Despite low expectations that even Daniel Alfredsson acknowledged during the team’s 20th Anniversary Launch, what will help make a losing season more palatable for the fans is the play and development of Ottawa’s young players. Ask any fan who endured the first few years of the Senators modern existence. It simply wasn’t a lot of fun watching the likes of Dave McIlwain and Phil Bourque play. Perhaps if they had some free flowing mulleted locks like a Darcy Loewen, Mike Peluso or a Sly Turgeon, it could have helped. Nonetheless, it’s exponentially more fun to watch young players tease us with the odd flash of brilliance than it is to watch veteran players languish in mediocrity.
Unlike some of his fellow prospects, the one who will be under the most scrutiny is Filatov. Sure, many eyes will cast in the direction of Ottawa’s hyped prospects like Mika Zibanejad, Jared Cowen and David Rundblad but none of these players have arrived in Ottawa having played in the NHL for the past three seasons – that is if you feel inclined to call them seasons – and in desperate need of a clean slate.
Filatov’s inconsistent production (or lack thereof) in a 44 NHL game sample size has prevented him from meeting the lofty expectations that accompanies a player with his offensive skill set. To put this in perspective, he’s played in 6 more NHL games than Bobby Butler.
It’s your prerogative to blame the player or the Blue Jackets and their rich history of shittastic player development but ultimately, both parties must share the blame. Thankfully, from a Senators perspective, it created a situation that necessitated a change of scenery and allowed for the organization to buy low on the high-ceilinged 21-year old that it had done its due diligence on. (Note: While doing some research for this piece, I looked back at some of our older posts on Filatov and came across this post from November 10th, 2010 that mentioned two tweets from Blue Jackets beat writers mentioning the noticeable frequency that Ottawa had scouts in attendance for their games.)
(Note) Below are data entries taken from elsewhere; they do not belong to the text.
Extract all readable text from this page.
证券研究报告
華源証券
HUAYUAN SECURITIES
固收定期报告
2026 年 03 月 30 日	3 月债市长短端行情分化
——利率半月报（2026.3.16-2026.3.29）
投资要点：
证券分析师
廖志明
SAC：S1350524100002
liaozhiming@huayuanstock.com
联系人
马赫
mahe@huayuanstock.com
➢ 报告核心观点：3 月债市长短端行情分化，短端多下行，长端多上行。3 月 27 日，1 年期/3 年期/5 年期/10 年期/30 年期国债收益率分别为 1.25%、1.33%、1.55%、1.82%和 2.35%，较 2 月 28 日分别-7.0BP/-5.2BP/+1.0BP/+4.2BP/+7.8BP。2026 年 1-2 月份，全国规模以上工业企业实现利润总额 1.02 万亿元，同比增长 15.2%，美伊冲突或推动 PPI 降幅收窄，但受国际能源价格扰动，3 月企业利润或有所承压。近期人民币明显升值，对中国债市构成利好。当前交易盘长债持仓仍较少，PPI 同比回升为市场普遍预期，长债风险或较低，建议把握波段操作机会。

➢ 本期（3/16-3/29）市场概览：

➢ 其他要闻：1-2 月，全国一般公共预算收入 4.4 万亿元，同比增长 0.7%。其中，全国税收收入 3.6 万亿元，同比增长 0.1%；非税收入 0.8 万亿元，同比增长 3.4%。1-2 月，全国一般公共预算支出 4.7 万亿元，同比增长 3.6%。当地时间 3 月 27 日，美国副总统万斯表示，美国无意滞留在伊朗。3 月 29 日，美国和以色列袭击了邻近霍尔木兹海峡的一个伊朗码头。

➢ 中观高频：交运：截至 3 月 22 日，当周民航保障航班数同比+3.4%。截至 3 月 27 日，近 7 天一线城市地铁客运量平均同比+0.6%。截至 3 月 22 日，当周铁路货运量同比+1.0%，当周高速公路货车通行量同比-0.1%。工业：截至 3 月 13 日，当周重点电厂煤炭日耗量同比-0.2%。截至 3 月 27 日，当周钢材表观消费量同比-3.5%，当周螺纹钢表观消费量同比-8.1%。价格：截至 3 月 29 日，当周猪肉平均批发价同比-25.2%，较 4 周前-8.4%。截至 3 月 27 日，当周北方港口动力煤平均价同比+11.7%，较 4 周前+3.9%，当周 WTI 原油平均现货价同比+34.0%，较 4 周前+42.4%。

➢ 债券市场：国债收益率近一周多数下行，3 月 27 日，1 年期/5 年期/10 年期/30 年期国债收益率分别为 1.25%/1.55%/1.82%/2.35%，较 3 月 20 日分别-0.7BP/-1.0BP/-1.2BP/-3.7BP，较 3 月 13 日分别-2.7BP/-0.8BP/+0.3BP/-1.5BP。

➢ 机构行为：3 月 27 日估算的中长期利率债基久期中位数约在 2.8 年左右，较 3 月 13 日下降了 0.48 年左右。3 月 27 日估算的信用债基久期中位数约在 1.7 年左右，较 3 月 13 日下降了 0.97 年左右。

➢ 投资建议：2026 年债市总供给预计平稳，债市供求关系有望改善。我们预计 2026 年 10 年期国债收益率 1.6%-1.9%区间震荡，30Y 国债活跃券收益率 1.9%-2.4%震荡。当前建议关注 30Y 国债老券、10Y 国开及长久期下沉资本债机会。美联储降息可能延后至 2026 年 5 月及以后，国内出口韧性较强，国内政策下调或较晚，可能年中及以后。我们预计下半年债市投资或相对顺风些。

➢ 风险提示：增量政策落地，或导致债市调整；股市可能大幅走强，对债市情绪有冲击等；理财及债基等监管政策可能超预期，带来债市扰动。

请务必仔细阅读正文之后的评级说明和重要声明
Although there is some inherent risk with Filatov – KHL flight risk? Hello! – as Tim noted in an excellent article back in June, Filatov’s off-ice transition thus far has been smooth.
Upon being dealt, he voluntarily left a family vacation in the Dominican Republic to attend a development camp in which his presence was not required. And in the media scrum that followed his first workout, he deftly navigated his way through some inane media questions like, “Is Alexei Kovalev your idol?”
Having recently changed his Formspring account from nikita28 to nikita21, hopefully this will mark the last time that we will see reduction in Filatov’s numbers this season. More than anything, I could do without a buzzkilling Kovalev redux – I don’t want to have to read or listen to people lazily throw around words like ‘enigma’. As an easy target for criticism, I’m crossing my fingers that Filatov fulfills some of his promise early into his Senators career and earns a respite from the baiting media questions and xenophobic Ottawa Valley hyperbole that emanates from the Don Cherry crowd.
Count me amongst those who are confident that Filatov can flourish in the nation’s capital. I spent a small portion of my morning watching Filatov’s goal videos over at NHL.com and found myself nodding my head in approval. He has the wheels and the hands to be a productive NHL player and I have to believe that the Senators will give him every opportunity to play on one of team’s top two lines.
CBS Sports’ Fantasy News shares my optimism that Filatov can find his way – projecting 21 goals and 23 assists. If he approaches these totals, I would consider that to be a success. With an aging Alfredsson and the uncertainty enshrouding Peter Regin’s utility, someone is going to have to step up and take the offensive pressure off of Jason Spezza. A forty-plus point season out of Filatov would be a great start.